Montessori ne les a pas inventées

L'alphabet tactile vient de deux médecins français du 19e siècle : Jean Marc Gaspard Itard (1774-1838), connu pour son travail avec l'enfant sauvage de l'Aveyron, et son élève Édouard Séguin (1812-1880), qui avait mis au point des matériels en relief pour enseigner l'écriture à des enfants en situation de handicap.

Maria Montessori a découvert leurs travaux pendant ses premières années de pratique, entre 1896 et 1901, auprès d'enfants placés dans des instituts romains. Elle en a repris le principe, puis l'a transposé aux enfants tout-venant de la Casa dei Bambini. Sa première version utilisait des lettres gravées en creux dans des planchettes ; le papier de verre est venu ensuite, parce qu'il était moins cher et plus simple à fabriquer.

Ce n'est pas un détail d'érudition. Cela explique pourquoi le matériel fonctionne comme il fonctionne : il a été conçu pour des enfants chez qui la voie visuelle seule ne suffisait pas.

Ce que quatre expériences françaises ont mesuré

Édouard Gentaz, Pascale Colé et Florence Bara ont testé exactement ce principe, avec des lettres cursives en relief, dans une série d'expériences menées auprès d'enfants de grande section de maternelle. Le protocole est simple et propre : deux entraînements identiques sur tout, sauf sur un point.
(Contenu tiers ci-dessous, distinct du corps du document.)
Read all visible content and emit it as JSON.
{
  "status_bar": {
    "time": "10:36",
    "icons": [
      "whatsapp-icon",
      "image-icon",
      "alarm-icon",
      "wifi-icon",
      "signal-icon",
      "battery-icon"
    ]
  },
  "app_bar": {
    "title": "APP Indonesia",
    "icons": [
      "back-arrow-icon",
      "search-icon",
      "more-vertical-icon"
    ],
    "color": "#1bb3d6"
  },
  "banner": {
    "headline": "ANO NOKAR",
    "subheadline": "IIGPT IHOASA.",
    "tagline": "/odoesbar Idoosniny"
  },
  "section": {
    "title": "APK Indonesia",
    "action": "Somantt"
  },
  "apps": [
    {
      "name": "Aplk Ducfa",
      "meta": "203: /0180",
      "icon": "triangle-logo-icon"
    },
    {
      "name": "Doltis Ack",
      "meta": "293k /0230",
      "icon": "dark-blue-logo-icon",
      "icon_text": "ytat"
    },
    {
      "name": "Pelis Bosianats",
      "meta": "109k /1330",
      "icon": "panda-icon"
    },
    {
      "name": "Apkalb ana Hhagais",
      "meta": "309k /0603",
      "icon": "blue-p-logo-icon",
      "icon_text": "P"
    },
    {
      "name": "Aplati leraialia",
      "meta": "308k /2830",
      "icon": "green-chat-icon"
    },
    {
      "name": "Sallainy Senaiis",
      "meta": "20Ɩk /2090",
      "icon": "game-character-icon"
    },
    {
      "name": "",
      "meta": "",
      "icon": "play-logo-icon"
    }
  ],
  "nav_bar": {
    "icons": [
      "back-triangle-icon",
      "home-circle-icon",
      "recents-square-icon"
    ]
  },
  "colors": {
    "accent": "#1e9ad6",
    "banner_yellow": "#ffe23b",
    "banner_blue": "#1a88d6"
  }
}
Une séance par semaine, plus une séance de révision, de décembre à avril. Prétests et post-tests sur quatre compétences : identification du phonème initial, du phonème final, identification des lettres, et décodage de pseudo-mots.

Le résultat, et là où il ne se trouve pas

Dans la première expérience, menée sur 26 enfants de grande section de 5 ans et 7 mois en moyenne, le groupe haptique ne fait pas mieux sur l'identification des lettres, ni sur les tâches phonologiques. Les deux groupes progressent pareil.
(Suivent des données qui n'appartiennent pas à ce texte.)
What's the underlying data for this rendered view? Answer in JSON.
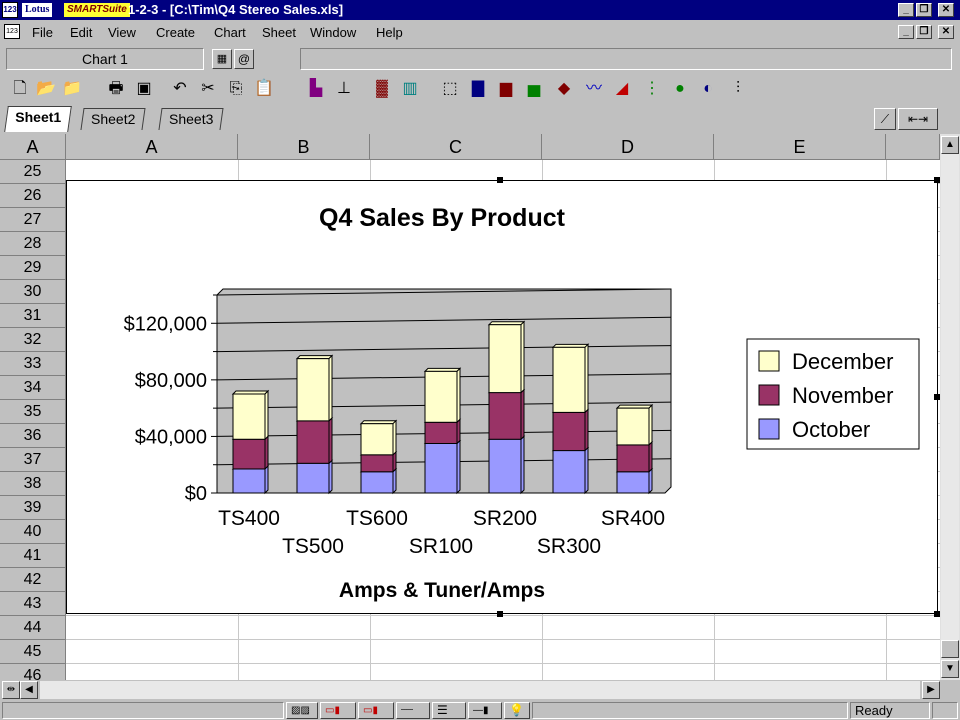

L'écart apparaît sur une seule mesure : le décodage de pseudo-mots, c'est-à-dire la capacité à lire une suite de lettres sans signification, donc à appliquer réellement le principe alphabétique. C'est précisément ce que le matériel prétend développer, et c'est le seul endroit où il fait la différence.

Deux expériences ultérieures ont cherché à savoir si l'avantage venait simplement du fait que le doigt parcourt la lettre dans l'ordre, comme l'oreille parcourt les sons. Réponse : non. La séquentialité seule n'explique pas l'effet. Ce qui compte est le geste moteur initié activement par l'enfant, et le fait que la lettre soit encodée trois fois, par l'œil, par la main et par le mouvement.

La quatrième expérience est la plus utile aux enseignants. Elle a porté sur 132 enfants scolarisés en réseau d'éducation prioritaire, dont le niveau de départ en vocabulaire, en connaissance des lettres et en identification des rimes était plus faible que celui d'une classe ordinaire. Deux résultats en sortent.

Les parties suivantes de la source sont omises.